Even mild forms, called carrier status (thalassemia minor), are relatively common globally and can sometimes be discovered by chance during a blood test.
Thalassemia occurs in different types based on the effect on hemoglobin
Thalassemia is divided into alpha and beta thalassemia depending on which part of the hemoglobin is affected. Both forms can vary from mild to severe.
Beta thalassemia is most often divided into:
- Minor (carrier status) – usually mild or without symptoms.
- Intermediate – moderate anemia.
- Major – severe form that often requires regular blood transfusions.
Alpha thalassemia also varies in severity from mild anemia to more severe forms.
Diffuse symptoms can make thalassemia difficult to detect
Because the symptoms often resemble iron deficiency or stress-related fatigue, thalassemia can remain undetected for a long time. Many people are repeatedly told that they have "low blood counts" without further investigation of the underlying cause.
Common signs may include:
- Long-term fatigue that does not improve despite rest.
- Reduced energy during exercise or physical exertion.
- Pale skin or pale mucous membranes.
- Shortness of breath faster than expected.
- Palpitation with mild exertion.
- Dizziness, headache or difficulty concentrating.
If you have prolonged fatigue combined with low MCV or unexplained anemia, it may be justified to investigate the cause further, the first natural step is to check your iron levels and your blood status.

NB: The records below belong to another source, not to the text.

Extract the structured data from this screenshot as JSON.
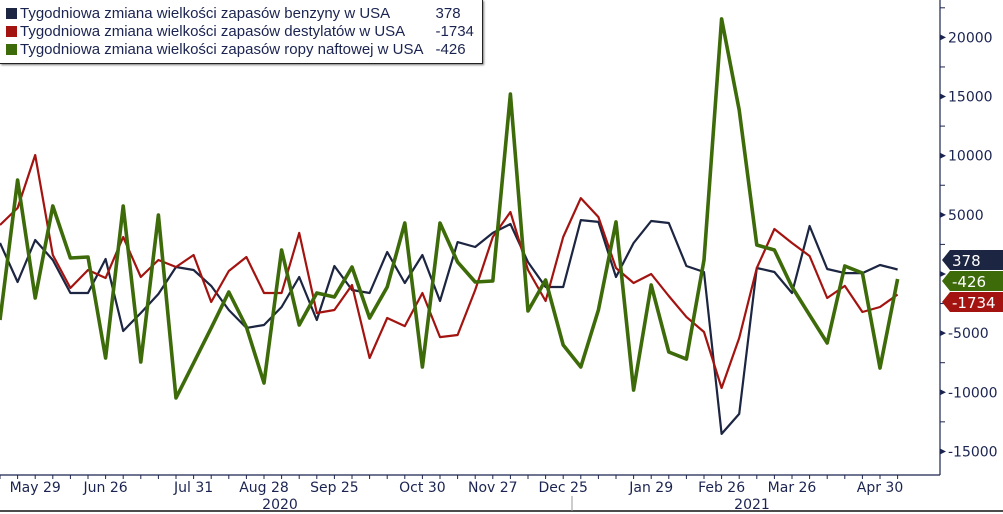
{
  "chart_data": {
    "type": "line",
    "title": "",
    "xlabel": "",
    "ylabel": "",
    "ylim": [
      -17000,
      24000
    ],
    "y_ticks": [
      20000,
      15000,
      10000,
      5000,
      0,
      -5000,
      -10000,
      -15000
    ],
    "y_tick_labels": [
      "20000",
      "15000",
      "10000",
      "5000",
      "",
      "-5000",
      "-10000",
      "-15000"
    ],
    "y_axis_side": "right",
    "legend_position": "top-left",
    "grid": false,
    "x": [
      "2020-05-15",
      "2020-05-22",
      "2020-05-29",
      "2020-06-05",
      "2020-06-12",
      "2020-06-19",
      "2020-06-26",
      "2020-07-03",
      "2020-07-10",
      "2020-07-17",
      "2020-07-24",
      "2020-07-31",
      "2020-08-07",
      "2020-08-14",
      "2020-08-21",
      "2020-08-28",
      "2020-09-04",
      "2020-09-11",
      "2020-09-18",
      "2020-09-25",
      "2020-10-02",
      "2020-10-09",
      "2020-10-16",
      "2020-10-23",
      "2020-10-30",
      "2020-11-06",
      "2020-11-13",
      "2020-11-20",
      "2020-11-27",
      "2020-12-04",
      "2020-12-11",
      "2020-12-18",
      "2020-12-25",
      "2021-01-01",
      "2021-01-08",
      "2021-01-15",
      "2021-01-22",
      "2021-01-29",
      "2021-02-05",
      "2021-02-12",
      "2021-02-19",
      "2021-02-26",
      "2021-03-05",
      "2021-03-12",
      "2021-03-19",
      "2021-03-26",
      "2021-04-02",
      "2021-04-09",
      "2021-04-16",
      "2021-04-23",
      "2021-04-30",
      "2021-05-07"
    ],
    "x_tick_labels": [
      {
        "index": 2,
        "label": "May 29"
      },
      {
        "index": 6,
        "label": "Jun 26"
      },
      {
        "index": 11,
        "label": "Jul 31"
      },
      {
        "index": 15,
        "label": "Aug 28"
      },
      {
        "index": 19,
        "label": "Sep 25"
      },
      {
        "index": 24,
        "label": "Oct 30"
      },
      {
        "index": 28,
        "label": "Nov 27"
      },
      {
        "index": 32,
        "label": "Dec 25"
      },
      {
        "index": 37,
        "label": "Jan 29"
      },
      {
        "index": 41,
        "label": "Feb 26"
      },
      {
        "index": 45,
        "label": "Mar 26"
      },
      {
        "index": 50,
        "label": "Apr 30"
      }
    ],
    "years": [
      {
        "label": "2020",
        "from": 0,
        "to": 32
      },
      {
        "label": "2021",
        "from": 33,
        "to": 51
      }
    ],
    "series": [
      {
        "name": "Tygodniowa zmiana wielkości zapasów benzyny w USA",
        "last_value": "378",
        "color": "#1c2541",
        "values": [
          2620,
          -680,
          2870,
          1180,
          -1610,
          -1610,
          1270,
          -4820,
          -3300,
          -1690,
          590,
          340,
          -1010,
          -3040,
          -4560,
          -4310,
          -2790,
          -250,
          -3890,
          680,
          -1350,
          -1610,
          1860,
          -760,
          1610,
          -2280,
          2700,
          2280,
          3470,
          4230,
          1010,
          -1100,
          -1100,
          4560,
          4400,
          -250,
          2620,
          4480,
          4310,
          680,
          170,
          -13520,
          -11830,
          510,
          170,
          -1610,
          4060,
          420,
          80,
          80,
          760,
          378
        ]
      },
      {
        "name": "Tygodniowa zmiana wielkości zapasów destylatów w USA",
        "last_value": "-1734",
        "color": "#a31410",
        "values": [
          4140,
          5580,
          10060,
          1610,
          -1180,
          340,
          -340,
          3130,
          -250,
          1180,
          590,
          1610,
          -2370,
          250,
          1440,
          -1610,
          -1610,
          3470,
          -3300,
          -3040,
          -930,
          -7100,
          -3720,
          -4400,
          -1610,
          -5330,
          -5160,
          -1350,
          3130,
          5240,
          340,
          -2280,
          3130,
          6420,
          4820,
          510,
          -760,
          0,
          -1860,
          -3630,
          -4900,
          -9640,
          -5410,
          510,
          3800,
          2620,
          1520,
          -2030,
          -1010,
          -3210,
          -2790,
          -1734
        ]
      },
      {
        "name": "Tygodniowa zmiana wielkości zapasów ropy naftowej w USA",
        "last_value": "-426",
        "color": "#3e6b0a",
        "values": [
          -3890,
          7950,
          -2030,
          5750,
          1350,
          1440,
          -7100,
          5750,
          -7440,
          4990,
          -10480,
          -7520,
          -4560,
          -1520,
          -4480,
          -9210,
          2030,
          -4310,
          -1610,
          -1940,
          590,
          -3720,
          -1100,
          4310,
          -7860,
          4310,
          1010,
          -680,
          -590,
          15210,
          -3130,
          -510,
          -6000,
          -7860,
          -3040,
          4400,
          -9810,
          -930,
          -6590,
          -7190,
          1180,
          21560,
          13860,
          2450,
          2030,
          -1100,
          -3470,
          -5830,
          680,
          80,
          -7950,
          -426
        ]
      }
    ]
  }
}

How is thalassemia detected?
Thalassemia is most often detected via blood tests, where typical changes in blood status are seen. Many people are diagnosed in connection with investigating prolonged fatigue or low blood values.

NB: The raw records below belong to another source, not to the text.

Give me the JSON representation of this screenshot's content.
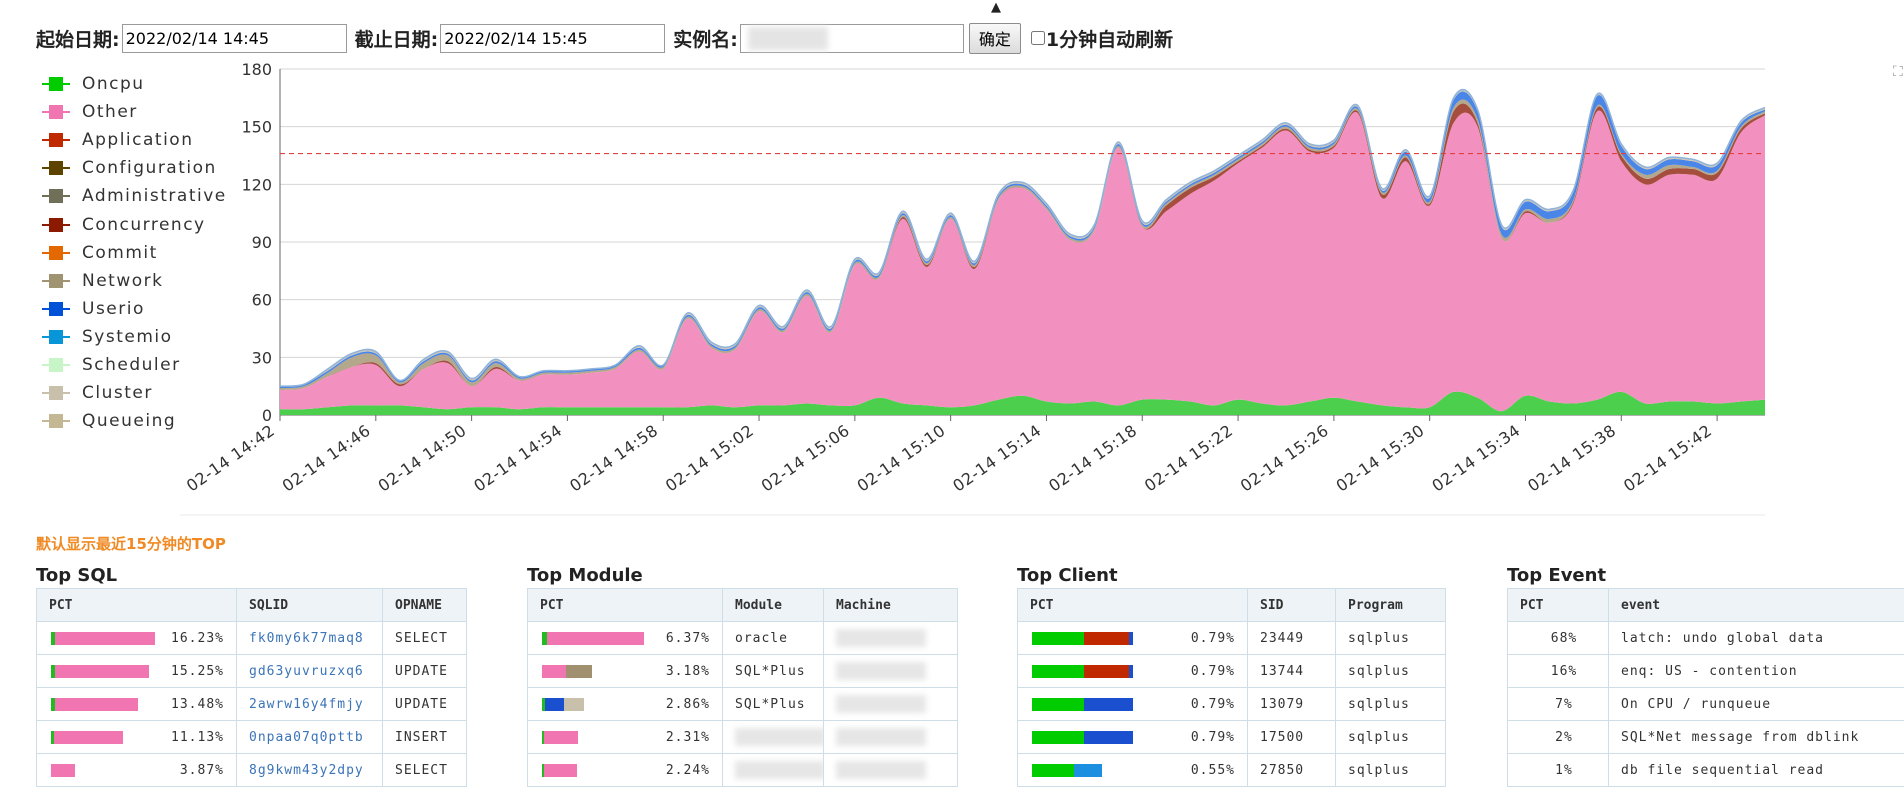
{
  "toolbar": {
    "start_label": "起始日期:",
    "start_value": "2022/02/14 14:45",
    "end_label": "截止日期:",
    "end_value": "2022/02/14 15:45",
    "instance_label": "实例名:",
    "instance_value": "",
    "confirm_label": "确定",
    "auto_refresh_label": "1分钟自动刷新",
    "auto_refresh_checked": false
  },
  "icons": {
    "caret": "▲",
    "corner": "⛶"
  },
  "legend": [
    {
      "label": "Oncpu",
      "color": "#00cc00"
    },
    {
      "label": "Other",
      "color": "#f075b0"
    },
    {
      "label": "Application",
      "color": "#c02800"
    },
    {
      "label": "Configuration",
      "color": "#5c4400"
    },
    {
      "label": "Administrative",
      "color": "#707058"
    },
    {
      "label": "Concurrency",
      "color": "#8b1a00"
    },
    {
      "label": "Commit",
      "color": "#e46800"
    },
    {
      "label": "Network",
      "color": "#9f9371"
    },
    {
      "label": "Userio",
      "color": "#0050d8"
    },
    {
      "label": "Systemio",
      "color": "#0896d8"
    },
    {
      "label": "Scheduler",
      "color": "#c8f5c8"
    },
    {
      "label": "Cluster",
      "color": "#c8c0aa"
    },
    {
      "label": "Queueing",
      "color": "#c4b894"
    }
  ],
  "chart_data": {
    "type": "area",
    "stacked": true,
    "ylim": [
      0,
      180
    ],
    "yticks": [
      0,
      30,
      60,
      90,
      120,
      150,
      180
    ],
    "threshold": 136,
    "grid": true,
    "legend_position": "left",
    "xtick_labels": [
      "02-14 14:42",
      "02-14 14:46",
      "02-14 14:50",
      "02-14 14:54",
      "02-14 14:58",
      "02-14 15:02",
      "02-14 15:06",
      "02-14 15:10",
      "02-14 15:14",
      "02-14 15:18",
      "02-14 15:22",
      "02-14 15:26",
      "02-14 15:30",
      "02-14 15:34",
      "02-14 15:38",
      "02-14 15:42"
    ],
    "x_start_minutes": 0,
    "x_end_minutes": 62,
    "x_tick_step_minutes": 4,
    "x": [
      0,
      1,
      2,
      3,
      4,
      5,
      6,
      7,
      8,
      9,
      10,
      11,
      12,
      13,
      14,
      15,
      16,
      17,
      18,
      19,
      20,
      21,
      22,
      23,
      24,
      25,
      26,
      27,
      28,
      29,
      30,
      31,
      32,
      33,
      34,
      35,
      36,
      37,
      38,
      39,
      40,
      41,
      42,
      43,
      44,
      45,
      46,
      47,
      48,
      49,
      50,
      51,
      52,
      53,
      54,
      55,
      56,
      57,
      58,
      59,
      60,
      61,
      62
    ],
    "series": [
      {
        "name": "Oncpu",
        "color": "#4ccf4c",
        "values": [
          3,
          3,
          4,
          5,
          5,
          5,
          4,
          3,
          4,
          4,
          3,
          4,
          4,
          4,
          4,
          4,
          4,
          4,
          5,
          4,
          5,
          5,
          6,
          5,
          5,
          9,
          6,
          5,
          4,
          5,
          8,
          10,
          7,
          6,
          7,
          5,
          8,
          8,
          7,
          5,
          8,
          6,
          5,
          7,
          9,
          7,
          5,
          4,
          4,
          12,
          9,
          2,
          10,
          7,
          6,
          8,
          12,
          6,
          7,
          7,
          6,
          7,
          8
        ]
      },
      {
        "name": "Other",
        "color": "#f291bf",
        "values": [
          10,
          11,
          16,
          20,
          21,
          10,
          20,
          24,
          11,
          20,
          15,
          17,
          17,
          18,
          20,
          29,
          20,
          46,
          30,
          30,
          49,
          38,
          56,
          38,
          73,
          62,
          96,
          72,
          98,
          71,
          104,
          108,
          100,
          85,
          89,
          134,
          90,
          98,
          108,
          117,
          123,
          133,
          143,
          130,
          130,
          150,
          108,
          128,
          105,
          140,
          141,
          90,
          95,
          93,
          104,
          150,
          120,
          114,
          118,
          118,
          117,
          140,
          148
        ]
      },
      {
        "name": "Application",
        "color": "#a54e3e",
        "values": [
          0,
          0,
          0,
          0,
          1,
          1,
          0,
          1,
          0,
          1,
          0,
          0,
          0,
          0,
          0,
          0,
          0,
          0,
          0,
          0,
          0,
          0,
          0,
          0,
          0,
          0,
          1,
          1,
          0,
          1,
          0,
          0,
          0,
          0,
          0,
          0,
          0,
          3,
          3,
          2,
          1,
          1,
          1,
          1,
          1,
          1,
          2,
          2,
          1,
          6,
          2,
          0,
          1,
          0,
          1,
          2,
          3,
          3,
          3,
          3,
          3,
          2,
          1
        ]
      },
      {
        "name": "Network",
        "color": "#b4a88c",
        "values": [
          1,
          1,
          2,
          5,
          4,
          1,
          3,
          3,
          2,
          2,
          1,
          1,
          1,
          1,
          1,
          1,
          1,
          1,
          1,
          1,
          1,
          1,
          1,
          1,
          1,
          1,
          1,
          1,
          1,
          1,
          1,
          1,
          1,
          1,
          1,
          1,
          1,
          1,
          1,
          1,
          1,
          1,
          1,
          1,
          1,
          1,
          1,
          1,
          1,
          2,
          2,
          2,
          1,
          2,
          1,
          1,
          1,
          2,
          2,
          1,
          1,
          1,
          1
        ]
      },
      {
        "name": "Userio",
        "color": "#4a86e8",
        "values": [
          1,
          1,
          1,
          1,
          1,
          1,
          1,
          1,
          1,
          1,
          1,
          1,
          1,
          1,
          1,
          1,
          1,
          1,
          1,
          1,
          1,
          1,
          1,
          1,
          1,
          1,
          1,
          1,
          1,
          1,
          1,
          1,
          1,
          1,
          1,
          1,
          1,
          1,
          1,
          1,
          1,
          1,
          1,
          1,
          1,
          1,
          1,
          2,
          2,
          4,
          4,
          4,
          4,
          4,
          4,
          5,
          4,
          3,
          3,
          3,
          3,
          2,
          1
        ]
      },
      {
        "name": "Cluster",
        "color": "#cdc7b9",
        "values": [
          0,
          0,
          1,
          1,
          1,
          0,
          1,
          1,
          1,
          1,
          0,
          0,
          0,
          0,
          0,
          1,
          0,
          1,
          1,
          1,
          1,
          1,
          1,
          1,
          1,
          1,
          1,
          1,
          1,
          1,
          1,
          1,
          1,
          1,
          1,
          1,
          1,
          1,
          1,
          1,
          1,
          1,
          1,
          1,
          1,
          1,
          1,
          1,
          1,
          1,
          1,
          1,
          1,
          1,
          1,
          1,
          1,
          1,
          1,
          1,
          1,
          1,
          1
        ]
      }
    ]
  },
  "note": "默认显示最近15分钟的TOP",
  "top_sql": {
    "title": "Top SQL",
    "headers": [
      "PCT",
      "SQLID",
      "OPNAME"
    ],
    "rows": [
      {
        "pct": "16.23%",
        "id": "fk0my6k77maq8",
        "op": "SELECT",
        "bar": [
          {
            "color": "#22bb22",
            "w": 4
          },
          {
            "color": "#f075b0",
            "w": 100
          }
        ]
      },
      {
        "pct": "15.25%",
        "id": "gd63yuvruzxq6",
        "op": "UPDATE",
        "bar": [
          {
            "color": "#22bb22",
            "w": 4
          },
          {
            "color": "#f075b0",
            "w": 94
          }
        ]
      },
      {
        "pct": "13.48%",
        "id": "2awrw16y4fmjy",
        "op": "UPDATE",
        "bar": [
          {
            "color": "#22bb22",
            "w": 4
          },
          {
            "color": "#f075b0",
            "w": 83
          }
        ]
      },
      {
        "pct": "11.13%",
        "id": "0npaa07q0pttb",
        "op": "INSERT",
        "bar": [
          {
            "color": "#22bb22",
            "w": 3
          },
          {
            "color": "#f075b0",
            "w": 69
          }
        ]
      },
      {
        "pct": "3.87%",
        "id": "8g9kwm43y2dpy",
        "op": "SELECT",
        "bar": [
          {
            "color": "#f075b0",
            "w": 24
          }
        ]
      }
    ]
  },
  "top_module": {
    "title": "Top Module",
    "headers": [
      "PCT",
      "Module",
      "Machine"
    ],
    "rows": [
      {
        "pct": "6.37%",
        "module": "oracle",
        "bar": [
          {
            "color": "#22bb22",
            "w": 5
          },
          {
            "color": "#f075b0",
            "w": 97
          }
        ]
      },
      {
        "pct": "3.18%",
        "module": "SQL*Plus",
        "bar": [
          {
            "color": "#f075b0",
            "w": 24
          },
          {
            "color": "#a09070",
            "w": 26
          }
        ]
      },
      {
        "pct": "2.86%",
        "module": "SQL*Plus",
        "bar": [
          {
            "color": "#22bb22",
            "w": 3
          },
          {
            "color": "#1a4fd0",
            "w": 19
          },
          {
            "color": "#c8c0aa",
            "w": 20
          }
        ]
      },
      {
        "pct": "2.31%",
        "module": "",
        "bar": [
          {
            "color": "#22bb22",
            "w": 2
          },
          {
            "color": "#f075b0",
            "w": 34
          }
        ]
      },
      {
        "pct": "2.24%",
        "module": "",
        "bar": [
          {
            "color": "#22bb22",
            "w": 2
          },
          {
            "color": "#f075b0",
            "w": 33
          }
        ]
      }
    ]
  },
  "top_client": {
    "title": "Top Client",
    "headers": [
      "PCT",
      "SID",
      "Program"
    ],
    "rows": [
      {
        "pct": "0.79%",
        "sid": "23449",
        "program": "sqlplus",
        "bar": [
          {
            "color": "#00cc00",
            "w": 52
          },
          {
            "color": "#c02800",
            "w": 45
          },
          {
            "color": "#1a4fd0",
            "w": 4
          }
        ]
      },
      {
        "pct": "0.79%",
        "sid": "13744",
        "program": "sqlplus",
        "bar": [
          {
            "color": "#00cc00",
            "w": 52
          },
          {
            "color": "#c02800",
            "w": 45
          },
          {
            "color": "#1a4fd0",
            "w": 4
          }
        ]
      },
      {
        "pct": "0.79%",
        "sid": "13079",
        "program": "sqlplus",
        "bar": [
          {
            "color": "#00cc00",
            "w": 52
          },
          {
            "color": "#1a4fd0",
            "w": 49
          }
        ]
      },
      {
        "pct": "0.79%",
        "sid": "17500",
        "program": "sqlplus",
        "bar": [
          {
            "color": "#00cc00",
            "w": 52
          },
          {
            "color": "#1a4fd0",
            "w": 49
          }
        ]
      },
      {
        "pct": "0.55%",
        "sid": "27850",
        "program": "sqlplus",
        "bar": [
          {
            "color": "#00cc00",
            "w": 42
          },
          {
            "color": "#1d8fe0",
            "w": 28
          }
        ]
      }
    ]
  },
  "top_event": {
    "title": "Top Event",
    "headers": [
      "PCT",
      "event"
    ],
    "rows": [
      {
        "pct": "68%",
        "event": "latch: undo global data"
      },
      {
        "pct": "16%",
        "event": "enq: US - contention"
      },
      {
        "pct": "7%",
        "event": "On CPU / runqueue"
      },
      {
        "pct": "2%",
        "event": "SQL*Net message from dblink"
      },
      {
        "pct": "1%",
        "event": "db file sequential read"
      }
    ]
  }
}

Common findings in blood status are:
- Low hemoglobin (Hb).
- Low MCV (small red blood cells).
- Low MCH.
- Sometimes normal or high red blood cell count despite low Hb.

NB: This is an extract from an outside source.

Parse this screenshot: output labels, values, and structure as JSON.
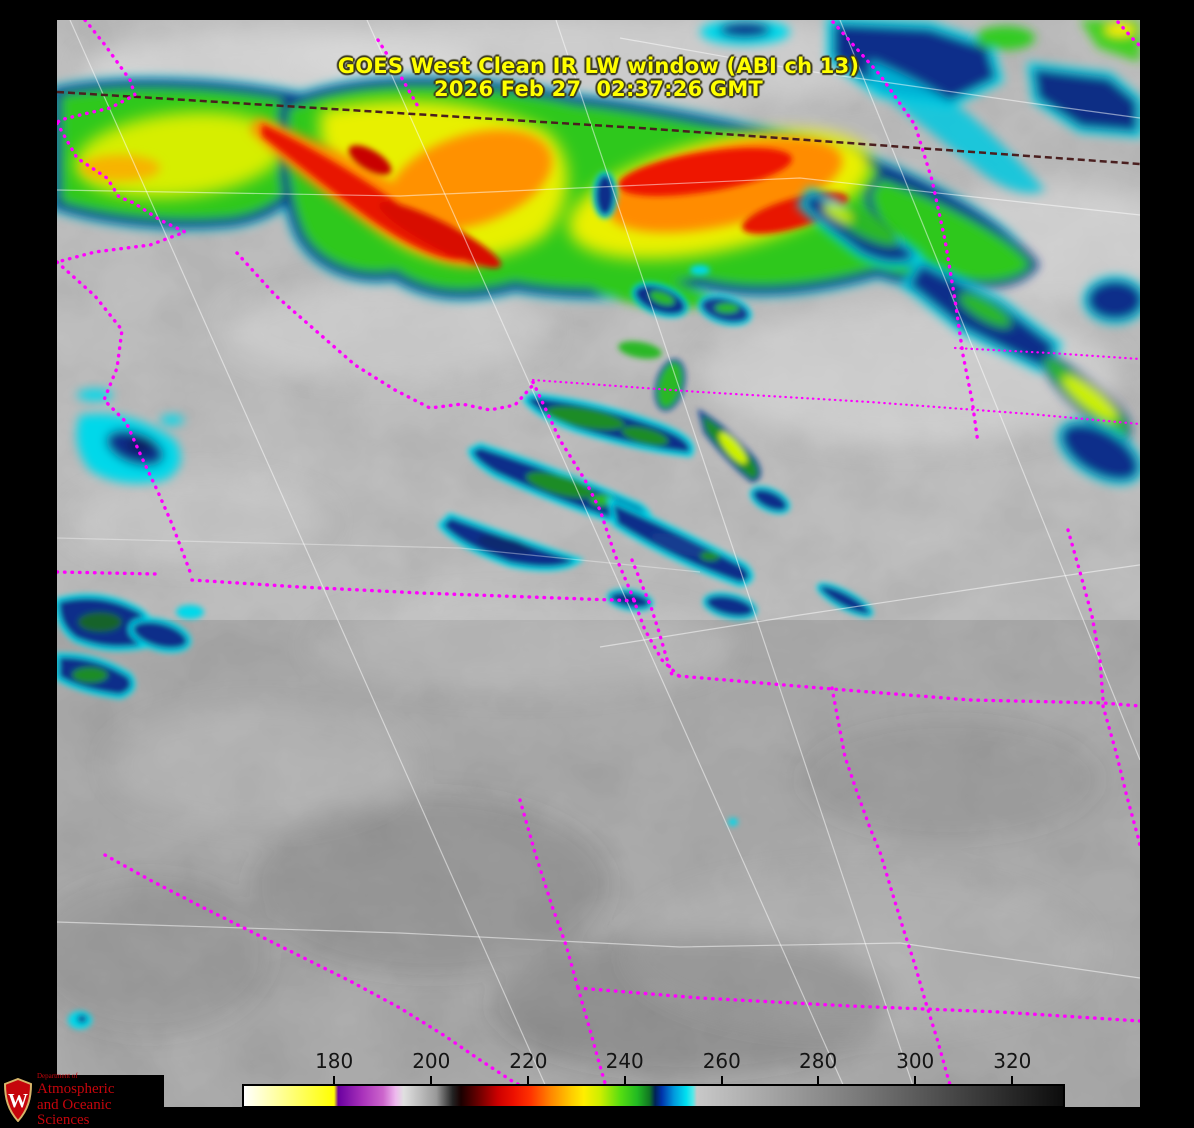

Since iron deficiency is a much more common cause of low MCV, this always needs to be ruled out first. An iron test usually includes ferritin, transferrin and iron saturation. You can read more about how such an examination is done in our iron deficiency test.
Further examination may include:
- Hb electrophoresis (hemoglobin typing).
- Extended iron status.
- In some cases genetic analysis.
How is thalassemia treated?
The treatment of thalassemia depends on the type and severity of the condition. In mild forms, such as thalassemia minor, active treatment is usually not needed. The most important thing is that the diagnosis is made correctly so that the condition is not confused with iron deficiency and treated with unnecessary iron supplements. Many people with mild thalassemia live without symptoms and only need follow-up when necessary.
In more severe forms, anemia may be more noticeable and require medical treatment. This may involve regular blood transfusions to maintain a sufficient hemoglobin level. Since repeated transfusions can lead to iron accumulation in the body, iron chelation therapy is sometimes needed – a drug that binds excess iron so that it can be excreted. Some patients may also be recommended folic acid supplements, and follow-up is usually done by a hematology specialist.
Can iron be reduced with diet or supplements?
The composition of the diet can affect how much iron is absorbed from the intestine, but it is important to have realistic expectations. The body cannot break down or actively eliminate excess iron to any great extent on its own. Therefore, in cases of documented iron excess, dietary changes or supplements are not sufficient as treatment.
If iron levels are elevated, medical treatment and follow-up within the healthcare system are usually required. Dietary advice can be a complement, but does not replace established treatment for iron overload.